Phew! Now let’s combine the above to see how they compare:

# For each of our thresholds, what is the true positive rate and the false positive rate?

np.arange(0, 1.1, 0.2)
roc_df = pd.DataFrame({
    "threshold": np.arange(0.2, 1.1, 0.2),
    "TPR": [k1_tpr, k2_tpr, k3_tpr, k4_tpr, k5_tpr],
    "FPR": [k1_fpr, k2_fpr, k3_fpr, k4_fpr, k5_fpr]
})

roc_df
threshold TPR FPR
0 0.2 1.000000 0.235294
1 0.4 0.923077 0.176471
2 0.6 0.384615 0.117647
3 0.8 0.230769 0.117647
4 1.0 0.153846 0.058824

Now, our final step is to graph this relationship.

This is called an ROC curve (Receiver Operating Characteristic) and we’ll see why it’s useful once we’ve plotted it.

# ROC curve by hand

g = sns.pointplot(
    data = roc_df,
    x = "FPR",
    y = "TPR"
)

g.set_xlabel("False Positive Rate")
g.set_ylabel("True Positive Rate")
g.set_xticklabels([])
g.set_yticklabels([])
plt.show()
../../_images/Lecture_19-post_25_0.png

What is that??

Answer: a somewhat clumsy ROC curve (since we’re not working with much data here).

What does this mean?

  • Each of our points above is the TPR and FPR for a given classification threshold

  • When we set a low threshold, we expect TPR and FPR to be very high (top right)

  • When we set a high threshold, we expect TPR and FPR to both be very low (bottom left)

What about in between?

  • For every threshold in between the top right (low) and bottom left (high), we want to keep TPR high while FPR goes down.

  • Put another way, we want to reduce FPR without having to also sacrifice TPR.

Given the above, a good ROC curve is one that swings as close to the top left portion of the axes as possible.

Here’s a picture that illustrates this:

roc

(source)

Compared to what?

Note the dashed line across the middle.
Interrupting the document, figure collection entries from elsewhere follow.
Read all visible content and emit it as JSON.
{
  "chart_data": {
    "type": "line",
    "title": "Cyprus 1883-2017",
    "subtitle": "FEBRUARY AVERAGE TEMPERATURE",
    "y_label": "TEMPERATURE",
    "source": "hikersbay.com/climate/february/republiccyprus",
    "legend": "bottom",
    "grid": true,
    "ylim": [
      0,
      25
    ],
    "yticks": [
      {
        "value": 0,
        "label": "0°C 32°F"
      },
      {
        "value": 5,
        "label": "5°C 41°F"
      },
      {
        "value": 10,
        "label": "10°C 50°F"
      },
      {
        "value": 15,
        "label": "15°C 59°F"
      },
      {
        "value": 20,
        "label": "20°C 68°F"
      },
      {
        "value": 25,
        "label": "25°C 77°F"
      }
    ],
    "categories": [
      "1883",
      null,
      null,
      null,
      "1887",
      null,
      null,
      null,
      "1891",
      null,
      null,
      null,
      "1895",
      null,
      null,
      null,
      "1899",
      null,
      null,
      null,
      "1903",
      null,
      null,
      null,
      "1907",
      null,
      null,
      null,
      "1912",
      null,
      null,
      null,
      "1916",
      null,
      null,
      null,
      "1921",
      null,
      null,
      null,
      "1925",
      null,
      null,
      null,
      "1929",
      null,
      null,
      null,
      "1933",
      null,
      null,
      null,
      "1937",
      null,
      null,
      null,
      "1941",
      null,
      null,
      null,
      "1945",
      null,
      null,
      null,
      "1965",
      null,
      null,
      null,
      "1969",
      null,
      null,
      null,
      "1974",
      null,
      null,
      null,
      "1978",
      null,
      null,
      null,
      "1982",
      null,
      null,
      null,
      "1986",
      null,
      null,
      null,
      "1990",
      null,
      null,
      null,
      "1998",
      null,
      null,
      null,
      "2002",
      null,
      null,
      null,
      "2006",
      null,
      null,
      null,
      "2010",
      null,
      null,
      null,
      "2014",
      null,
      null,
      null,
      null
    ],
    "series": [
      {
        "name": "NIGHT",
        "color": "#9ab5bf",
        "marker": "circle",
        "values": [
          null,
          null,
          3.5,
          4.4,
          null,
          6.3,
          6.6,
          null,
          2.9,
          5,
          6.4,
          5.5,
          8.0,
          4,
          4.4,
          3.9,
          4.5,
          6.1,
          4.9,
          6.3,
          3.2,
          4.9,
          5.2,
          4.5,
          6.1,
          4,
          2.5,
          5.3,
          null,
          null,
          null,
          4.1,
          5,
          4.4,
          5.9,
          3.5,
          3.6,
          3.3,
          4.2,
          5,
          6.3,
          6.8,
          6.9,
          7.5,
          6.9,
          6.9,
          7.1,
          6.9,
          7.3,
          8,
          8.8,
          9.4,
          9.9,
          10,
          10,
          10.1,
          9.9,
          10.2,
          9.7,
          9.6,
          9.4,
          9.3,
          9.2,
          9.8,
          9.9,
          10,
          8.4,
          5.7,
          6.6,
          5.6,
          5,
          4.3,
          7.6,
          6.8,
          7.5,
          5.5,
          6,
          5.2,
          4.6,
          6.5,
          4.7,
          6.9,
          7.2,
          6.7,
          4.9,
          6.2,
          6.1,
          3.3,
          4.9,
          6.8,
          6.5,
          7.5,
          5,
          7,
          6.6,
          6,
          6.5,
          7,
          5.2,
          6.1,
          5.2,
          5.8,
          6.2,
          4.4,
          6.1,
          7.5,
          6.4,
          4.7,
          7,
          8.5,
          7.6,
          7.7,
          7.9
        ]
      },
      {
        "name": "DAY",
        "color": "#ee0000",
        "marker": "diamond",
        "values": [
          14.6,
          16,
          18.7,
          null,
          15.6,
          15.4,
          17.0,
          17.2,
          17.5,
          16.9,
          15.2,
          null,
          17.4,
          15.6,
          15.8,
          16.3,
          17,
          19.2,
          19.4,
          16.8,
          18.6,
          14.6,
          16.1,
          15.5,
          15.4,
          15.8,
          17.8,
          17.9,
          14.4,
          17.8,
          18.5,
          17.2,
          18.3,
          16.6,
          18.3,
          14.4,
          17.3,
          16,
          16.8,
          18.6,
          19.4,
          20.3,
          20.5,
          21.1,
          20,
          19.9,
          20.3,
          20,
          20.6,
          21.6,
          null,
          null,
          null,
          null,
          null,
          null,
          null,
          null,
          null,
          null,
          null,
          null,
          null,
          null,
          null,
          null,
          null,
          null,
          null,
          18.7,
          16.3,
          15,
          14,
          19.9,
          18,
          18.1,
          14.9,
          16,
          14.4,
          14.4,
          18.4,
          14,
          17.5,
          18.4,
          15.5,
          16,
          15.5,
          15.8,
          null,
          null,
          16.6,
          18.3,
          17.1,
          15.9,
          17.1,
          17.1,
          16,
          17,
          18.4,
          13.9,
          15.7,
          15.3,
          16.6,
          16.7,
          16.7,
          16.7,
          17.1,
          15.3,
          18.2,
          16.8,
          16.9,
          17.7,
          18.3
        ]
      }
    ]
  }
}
This indicates what you would expect to happen with TPR and FPR if your classifier was random. In other words, we can compare our ROC curve to the “random classifier” line to determine how much better our classifier is doing than random guessing.
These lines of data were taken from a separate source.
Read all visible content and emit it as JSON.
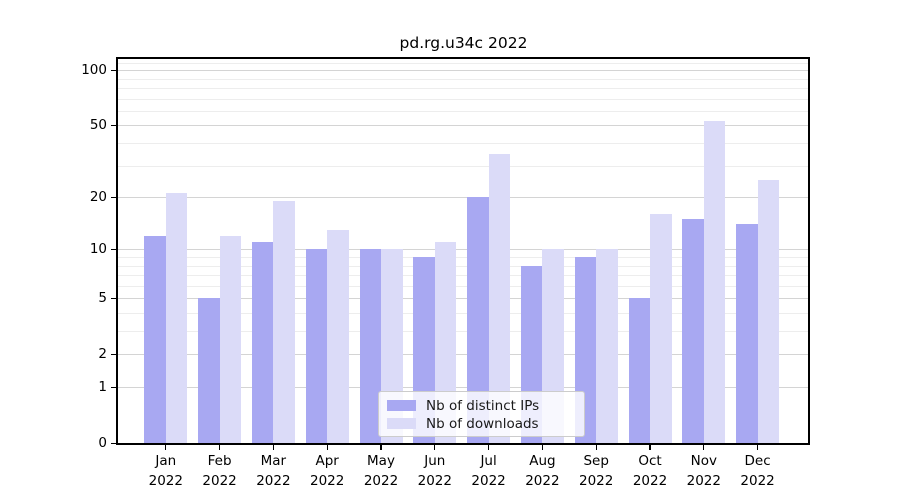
{
  "chart_data": {
    "type": "bar",
    "title": "pd.rg.u34c 2022",
    "categories": [
      "Jan",
      "Feb",
      "Mar",
      "Apr",
      "May",
      "Jun",
      "Jul",
      "Aug",
      "Sep",
      "Oct",
      "Nov",
      "Dec"
    ],
    "category_year": "2022",
    "xlabel": "",
    "ylabel": "",
    "yscale": "log1p",
    "ylim": [
      0,
      115
    ],
    "yticks": [
      0,
      1,
      2,
      5,
      10,
      20,
      50,
      100
    ],
    "grid": true,
    "grid_major_values": [
      1,
      2,
      5,
      10,
      20,
      50,
      100
    ],
    "grid_minor_values": [
      3,
      4,
      6,
      7,
      8,
      9,
      30,
      40,
      60,
      70,
      80,
      90,
      110
    ],
    "legend_position": "lower center",
    "series": [
      {
        "name": "Nb of distinct IPs",
        "color": "#a8a8f2",
        "values": [
          12,
          5,
          11,
          10,
          10,
          9,
          20,
          8,
          9,
          5,
          15,
          14
        ]
      },
      {
        "name": "Nb of downloads",
        "color": "#dbdbf8",
        "values": [
          21,
          12,
          19,
          13,
          10,
          11,
          35,
          10,
          10,
          16,
          53,
          25
        ]
      }
    ]
  },
  "colors": {
    "spine": "#000000",
    "grid_major": "#d4d4d4",
    "grid_minor": "#ededed",
    "tick_text": "#000000",
    "legend_border": "#cccccc"
  }
}
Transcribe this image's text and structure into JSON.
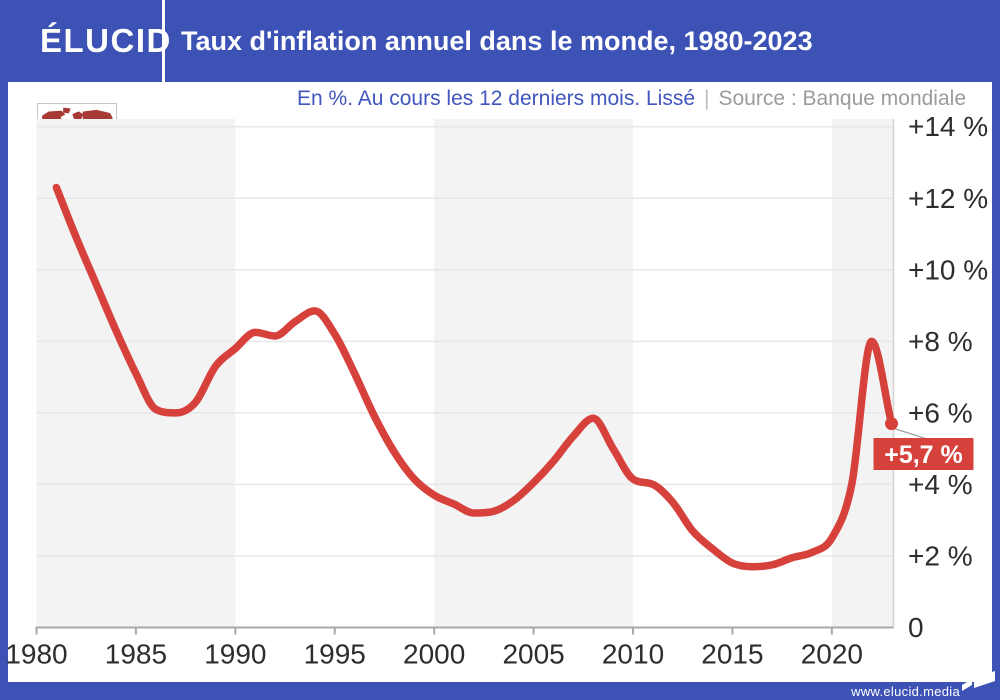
{
  "header": {
    "logo": "ÉLUCID",
    "title": "Taux d'inflation annuel dans le monde, 1980-2023"
  },
  "subtitle": {
    "text": "En %. Au cours les 12 derniers mois. Lissé",
    "divider": "|",
    "source": "Source : Banque mondiale"
  },
  "footer": {
    "url": "www.elucid.media"
  },
  "colors": {
    "brand_blue": "#3c52b5",
    "subtitle_blue": "#4156be",
    "source_gray": "#9b9b9f",
    "line_red": "#d6413c",
    "annotation_red": "#d6413c",
    "map_red": "#a83a36",
    "band_gray": "#f3f3f3",
    "gridline": "#e7e7e7",
    "axis": "#a8a8a8",
    "axis_vertical": "#d2d2d2",
    "tick_text": "#2d2d2d",
    "connector": "#999999"
  },
  "chart_data": {
    "type": "line",
    "title": "Taux d'inflation annuel dans le monde, 1980-2023",
    "unit": "%",
    "x": [
      1981,
      1982,
      1983,
      1984,
      1985,
      1986,
      1987,
      1988,
      1989,
      1990,
      1991,
      1992,
      1993,
      1994,
      1995,
      1996,
      1997,
      1998,
      1999,
      2000,
      2001,
      2002,
      2003,
      2004,
      2005,
      2006,
      2007,
      2008,
      2009,
      2010,
      2011,
      2012,
      2013,
      2014,
      2015,
      2016,
      2017,
      2018,
      2019,
      2020,
      2021,
      2022,
      2023
    ],
    "values": [
      12.3,
      10.9,
      9.6,
      8.3,
      7.1,
      6.1,
      6.0,
      6.3,
      7.3,
      7.8,
      8.25,
      8.15,
      8.55,
      8.85,
      8.2,
      7.1,
      5.9,
      4.9,
      4.15,
      3.7,
      3.45,
      3.2,
      3.25,
      3.55,
      4.05,
      4.65,
      5.35,
      5.85,
      5.0,
      4.15,
      4.0,
      3.5,
      2.7,
      2.2,
      1.8,
      1.7,
      1.75,
      1.95,
      2.1,
      2.5,
      4.0,
      8.0,
      5.7
    ],
    "end_point": {
      "year": 2023,
      "value": 5.7,
      "label": "+5,7 %"
    },
    "yticks": [
      {
        "value": 14,
        "label": "+14 %"
      },
      {
        "value": 12,
        "label": "+12 %"
      },
      {
        "value": 10,
        "label": "+10 %"
      },
      {
        "value": 8,
        "label": "+8 %"
      },
      {
        "value": 6,
        "label": "+6 %"
      },
      {
        "value": 4,
        "label": "+4 %"
      },
      {
        "value": 2,
        "label": "+2 %"
      },
      {
        "value": 0,
        "label": "0"
      }
    ],
    "xticks": [
      1980,
      1985,
      1990,
      1995,
      2000,
      2005,
      2010,
      2015,
      2020
    ],
    "xlim": [
      1980,
      2023
    ],
    "ylim": [
      0,
      14.2
    ],
    "grid": "horizontal",
    "background_bands": "alternating decades shaded (1980s, 2000s, 2020s)",
    "legend": "none"
  }
}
We use a metric called area under the curve (AUC) to calculate this difference.

This measures the area under the ROC curve. The value ranges from 0 to 1, but since a random classifier has an AUC of 0.5, we’re looking for values > 0.5.

ROC curves in scikit-learn

Fortunately, we don’t need to do all the manual calculations above to generate an ROC curve.

As usual, scikit-learn has us covered!

Below, we call the roc_curve function to generate an ROC curve:

from sklearn.metrics import roc_curve

fpr, tpr, thresholds = roc_curve(
    y_true = ytest,
    y_score = knn.predict_proba(X = xtest)[:, 1],
    pos_label = 'versicolor'
)


tpr
fpr
# thresholds
array([0.        , 0.05882353, 0.11764706, 0.11764706, 0.17647059,
       0.23529412, 1.        ])

Then, we can graph the results:

g = sns.pointplot(
    x = fpr,
    y = tpr
)

g.set_xlabel("False Positive Rate")
g.set_ylabel("True Positive Rate")
g.set_xticklabels(np.arange(0, 1.1, 0.2))
plt.show()
../../_images/Lecture_19-post_30_0.png

AUC (Area Under the Curve)

scikit-learn also exports an AUC function that will report how our ROC curve fares:

from sklearn.metrics import roc_auc_score


roc_auc_score(
    y_true = ytest,
    y_score = knn.predict_proba(X = xtest)[:, 1], # get probabilities for 'versicolor'
    labels = ['versicolor', 'non-versicolor']
)
0.8755656108597285

Evaluating classification algorithms: summary

When we use a classification algorithm like \(k\)-nearest neighbors, we want a way to quantify how well it performs with test data.

  1. The most intuitive way to do so is with accuracy, but this can mis-construe our classifier’s performance when we have imbalanced data.

  2. Alternatives that rely on the confusion matrix allow us to weight the relative impact of different kinds of errors (false positives and false negatives).

  3. Recognizing that our rate of false positives and false negatives is sensitive to the classification threshold used in our model (e.g., the “voting” procedure in k-NN), we can use an ROC curve to examine the classifier’s success across a range of thresholds.